Dengan patuh Rayden pun mengangguk.
"Wah... ada si kasep. Kok tumben hari ini gak ikut ke kota?" Tanya Mamah saat melihat Lisa masuk ke rumah bersama Rayden.
"Ray bosan di rumah Omah terus, Nenek. Di sana gak ada temen main. Tante juga galak sama Ray. Pasti cubit-cubit kalau Ray ribut."
Mendengar itu Lisa dan Mamah Endang saling melempar pandangan.
"Emang Ray punya berapa Tante?"
"Satu."
"Adiknya Papa ya?" Tanya Lisa penasaran. Jika jawabannya iya, kok tega sih anak setampan ini dicubit? Apa karena itu Erkan memilih tinggal di desa? Padahal kan di kota masih ada orang tuanya.
"Gak tau. Tapi Papa gak pernah ngomong sama Tante jahat.

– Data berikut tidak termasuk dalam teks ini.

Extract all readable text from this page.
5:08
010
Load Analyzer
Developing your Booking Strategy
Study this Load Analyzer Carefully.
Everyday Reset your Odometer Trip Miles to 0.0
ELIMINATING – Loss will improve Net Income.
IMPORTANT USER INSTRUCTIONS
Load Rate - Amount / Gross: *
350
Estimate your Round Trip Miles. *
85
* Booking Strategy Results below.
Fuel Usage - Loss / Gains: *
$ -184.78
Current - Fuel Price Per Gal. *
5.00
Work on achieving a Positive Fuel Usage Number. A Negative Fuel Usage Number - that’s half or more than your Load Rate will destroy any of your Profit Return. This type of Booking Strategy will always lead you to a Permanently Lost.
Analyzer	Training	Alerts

Papa cuma ngomong sama Omah sama Opah." Jawab Rayden memasang wajah polosnya.
"Ya udah, Ray sama Nenek dulu ya sebentar. Kakak mau mandi dan ganti baju, gerah soalnya." Ujar Lisa seraya mengusap kepala Rayden. Dan lagi-lagi Rayden mengangguk sambil tersenyum manis.
Setelah itu Lisa pun masuk ke kamarnya.
"Ray pasti belum makan kan?"
"Belum, tadi Papa kesiangan jadi gak sempat buatin roti." Jawab anak itu begitu polos.
Mamah tertawa lucu mendengarnya. "Kalau gitu Ray duduk di sini ya? Nenek ambilkan makanan dulu."
"Iya, Nenek."
Mamah pun tersenyum dan langsung beranjak menuju dapur. Sedangkan Rayden duduk di sofa sambil celingak-celinguk sendirian.
"Wah... ada anak kota nih. Kok sendirian sih, Cil?" tanya Asep duduk di sebelah Rayden.
"Ih... Uncle bau...." Rayden menutup hidungnya.
"Bau?" Asep pun mencium badannya sendiri. "Iya sih bau dikit."
"Iuw...." Rayden pun sedikit bergeser menjauh.
"Eh bocil tengil, tumben di sini? Dibuang ya sama duda itu?"
"Nenek! Kakak!" Teriak Rayden yang tidak suka digangguin oleh Asep. Sontak Asep pun langsung kabur karena takut kena pukulan maut si Mamah.